支援モデル1では、「発達」をキーワードに、親子関係、心と社会の関係から、教育文化を探究していきます。
事業内容
支援モデル1では、世代間関係と発達を土台とした日本型の母子関係をテーマに研究を進めている。メンバーは、それぞれ異なる研究テーマや理論的なオリエンテーションを持っており、今後はお互いの研究を援用する形で研究を進め、最終的にはそれぞれの研究テーマを土台にし、海外に発信可能な理論を創造していく。
個々の研究テーマは以下のとおり。
楠見孝先生の研究は多岐にわたるが、一例として懐かしさや愛などの言葉が様々な概念とどのように関連しているという研究等を行ってきた。特に懐かしさという体験については、小さい頃密接に接したものに、その後の空白期間を経て再び接することで体験されるという説(空白期間説)を提唱する。楠見先生はその観点から母子関係を考えているが、基礎資料としては山口勧(2003) 甘え(山口勧 (編) 社会心理学:アジアからのアプローチ. 東京大学出版会)等を挙げる。

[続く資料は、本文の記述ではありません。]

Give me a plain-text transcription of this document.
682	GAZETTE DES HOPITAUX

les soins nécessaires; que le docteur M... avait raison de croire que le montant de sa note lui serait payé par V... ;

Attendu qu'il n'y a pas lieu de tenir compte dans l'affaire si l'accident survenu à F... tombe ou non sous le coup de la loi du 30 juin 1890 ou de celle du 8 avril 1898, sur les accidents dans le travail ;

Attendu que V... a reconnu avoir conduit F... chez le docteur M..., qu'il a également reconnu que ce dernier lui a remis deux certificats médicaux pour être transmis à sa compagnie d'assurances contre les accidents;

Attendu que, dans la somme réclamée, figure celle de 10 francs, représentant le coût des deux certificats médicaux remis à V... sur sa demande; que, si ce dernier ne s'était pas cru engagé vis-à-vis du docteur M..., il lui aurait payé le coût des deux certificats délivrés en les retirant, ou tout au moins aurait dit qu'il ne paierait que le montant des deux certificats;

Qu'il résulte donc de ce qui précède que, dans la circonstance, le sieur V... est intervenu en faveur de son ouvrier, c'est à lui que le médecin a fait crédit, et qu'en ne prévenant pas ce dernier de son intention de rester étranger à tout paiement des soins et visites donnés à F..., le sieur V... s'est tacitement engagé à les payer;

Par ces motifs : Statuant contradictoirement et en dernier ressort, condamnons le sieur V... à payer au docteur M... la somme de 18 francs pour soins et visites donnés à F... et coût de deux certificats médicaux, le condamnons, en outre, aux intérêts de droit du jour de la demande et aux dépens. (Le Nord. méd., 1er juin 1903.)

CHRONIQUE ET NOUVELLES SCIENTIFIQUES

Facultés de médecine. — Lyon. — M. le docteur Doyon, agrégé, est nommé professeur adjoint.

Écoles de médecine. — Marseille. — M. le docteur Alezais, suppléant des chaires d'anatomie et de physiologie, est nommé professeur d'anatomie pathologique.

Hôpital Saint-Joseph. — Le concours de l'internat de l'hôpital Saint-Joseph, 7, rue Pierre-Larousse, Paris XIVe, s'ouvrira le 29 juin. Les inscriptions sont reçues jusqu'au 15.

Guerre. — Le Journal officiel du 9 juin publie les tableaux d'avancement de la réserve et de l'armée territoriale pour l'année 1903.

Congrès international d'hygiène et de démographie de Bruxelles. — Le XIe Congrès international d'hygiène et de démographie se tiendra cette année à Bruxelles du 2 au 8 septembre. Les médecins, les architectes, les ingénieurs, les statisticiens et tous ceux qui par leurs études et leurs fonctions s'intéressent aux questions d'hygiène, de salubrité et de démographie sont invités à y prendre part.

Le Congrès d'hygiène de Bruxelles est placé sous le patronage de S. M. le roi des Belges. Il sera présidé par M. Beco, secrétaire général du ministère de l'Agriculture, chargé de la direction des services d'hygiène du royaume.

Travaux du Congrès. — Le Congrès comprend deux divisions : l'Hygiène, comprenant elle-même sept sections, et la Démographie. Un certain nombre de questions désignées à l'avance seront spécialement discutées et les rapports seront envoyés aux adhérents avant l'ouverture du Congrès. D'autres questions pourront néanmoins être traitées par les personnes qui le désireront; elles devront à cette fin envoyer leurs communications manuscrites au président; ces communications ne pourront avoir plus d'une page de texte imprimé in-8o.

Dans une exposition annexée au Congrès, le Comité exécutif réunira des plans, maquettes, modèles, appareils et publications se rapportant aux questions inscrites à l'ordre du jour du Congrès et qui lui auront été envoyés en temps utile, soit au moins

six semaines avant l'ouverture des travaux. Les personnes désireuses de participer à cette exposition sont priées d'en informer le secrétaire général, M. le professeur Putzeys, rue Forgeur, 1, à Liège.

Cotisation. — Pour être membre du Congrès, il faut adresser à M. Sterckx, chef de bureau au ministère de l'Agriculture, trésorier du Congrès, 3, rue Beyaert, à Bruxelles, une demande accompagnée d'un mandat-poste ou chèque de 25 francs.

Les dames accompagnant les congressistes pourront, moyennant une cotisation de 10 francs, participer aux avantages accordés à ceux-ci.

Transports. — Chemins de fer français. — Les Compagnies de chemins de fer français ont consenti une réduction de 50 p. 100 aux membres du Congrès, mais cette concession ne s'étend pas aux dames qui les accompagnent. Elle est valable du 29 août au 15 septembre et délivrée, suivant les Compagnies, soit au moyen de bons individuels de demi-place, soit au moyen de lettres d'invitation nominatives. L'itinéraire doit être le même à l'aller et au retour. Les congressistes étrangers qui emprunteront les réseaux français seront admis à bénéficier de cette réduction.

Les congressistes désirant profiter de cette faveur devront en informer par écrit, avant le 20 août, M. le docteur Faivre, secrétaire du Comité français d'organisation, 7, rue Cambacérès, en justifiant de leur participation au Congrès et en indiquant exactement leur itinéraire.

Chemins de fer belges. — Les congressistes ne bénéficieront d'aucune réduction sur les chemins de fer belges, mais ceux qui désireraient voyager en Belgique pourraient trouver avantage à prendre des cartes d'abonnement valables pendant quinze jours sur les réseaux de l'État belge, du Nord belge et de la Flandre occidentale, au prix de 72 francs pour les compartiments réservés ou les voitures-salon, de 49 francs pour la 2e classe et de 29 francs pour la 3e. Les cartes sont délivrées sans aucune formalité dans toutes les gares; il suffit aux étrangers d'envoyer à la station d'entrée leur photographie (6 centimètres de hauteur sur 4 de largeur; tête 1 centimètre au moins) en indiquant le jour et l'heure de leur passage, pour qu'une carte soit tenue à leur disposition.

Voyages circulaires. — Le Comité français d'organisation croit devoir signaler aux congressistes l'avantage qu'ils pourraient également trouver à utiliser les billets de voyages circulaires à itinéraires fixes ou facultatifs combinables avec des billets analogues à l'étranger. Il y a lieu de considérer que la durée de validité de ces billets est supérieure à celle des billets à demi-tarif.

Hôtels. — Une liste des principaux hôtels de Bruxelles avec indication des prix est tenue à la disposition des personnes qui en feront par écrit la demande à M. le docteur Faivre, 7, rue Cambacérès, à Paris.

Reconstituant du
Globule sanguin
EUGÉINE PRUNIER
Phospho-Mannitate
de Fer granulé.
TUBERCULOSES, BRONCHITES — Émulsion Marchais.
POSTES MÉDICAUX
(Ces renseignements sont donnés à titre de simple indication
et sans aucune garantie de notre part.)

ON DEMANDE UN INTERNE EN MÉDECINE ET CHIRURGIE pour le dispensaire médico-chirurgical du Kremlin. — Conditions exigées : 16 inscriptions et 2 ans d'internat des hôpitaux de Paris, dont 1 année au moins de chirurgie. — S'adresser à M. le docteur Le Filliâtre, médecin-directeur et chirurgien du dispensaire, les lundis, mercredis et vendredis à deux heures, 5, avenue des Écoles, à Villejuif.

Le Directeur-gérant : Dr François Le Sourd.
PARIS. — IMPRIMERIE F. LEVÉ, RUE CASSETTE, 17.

明和政子先生は、ヒトの脳と心の発達とその生物学的基盤を、比較発達科学のアプローチから明らかにしようとしている。従来の西洋の中流階級の観察に基づくボウルビー等の愛着理論に代わり、新たな視点から日本特有の愛着機能を見直すことは出来ないかについて、特に生物学的な視点から模索する。キーワードとしては愛着、身体接触、embodimentなどをあげ、また基礎資料としては日本の霊長類学の草分け期の雰囲気を伝える意味で、今西錦司の「人間性の進化」(今西錦司(編)「人間」 毎日新聞社.1952)などを取り上げる予定である。
高橋靖恵先生は家族心理や家族力動のアセスメント、とりわけ精神分析の対象関係論を専門とする。その立場から先生は分析家Wilfred Bionの理論や、昨年度の本研究科の客員教授Rudi Vermote 氏との意見交換を通し、同氏も関心を示した西田哲学の視座から母子関係を捉えなおすことを考えている。なお研究のための基礎資料としては、国際的に名高いわが国の精神分析家北山修の「見るなの禁止」(1993年、岩崎学術出版社)等を挙げる。
梅村高太郎先生はこれまで思春期のクライエントへの心理療法を専門とする傍ら、家屋画や室内画などの投影描画法を用いる研究に携わってきた。その中で、心身症を患う人々がもつ境界の緩さ、自他の区別の薄さが描画に現れることを見出してきたが、それが日本の家族の在り方とどのような関連を持つかについて考える。梅村先生は、西洋との対照から日本的な家族関係のありようを描き出している河合隼雄の著作(河合隼雄(1980)『家族関係を考える』第2章「個人・家・社会」)等を基礎資料として提示する。
最後に岡野憲一朗先生は甘えの概念をベースにして考える。日本においては依存は必ずしもネガティブなものではなく、健全な相互依存は個の独立と同様重要と考える。そしてそれは如実に日本的な母子関係の在り方に及んでいると考える。基礎資料としては土居健郎の「甘えの構造」(1973年、弘文堂)を挙げる。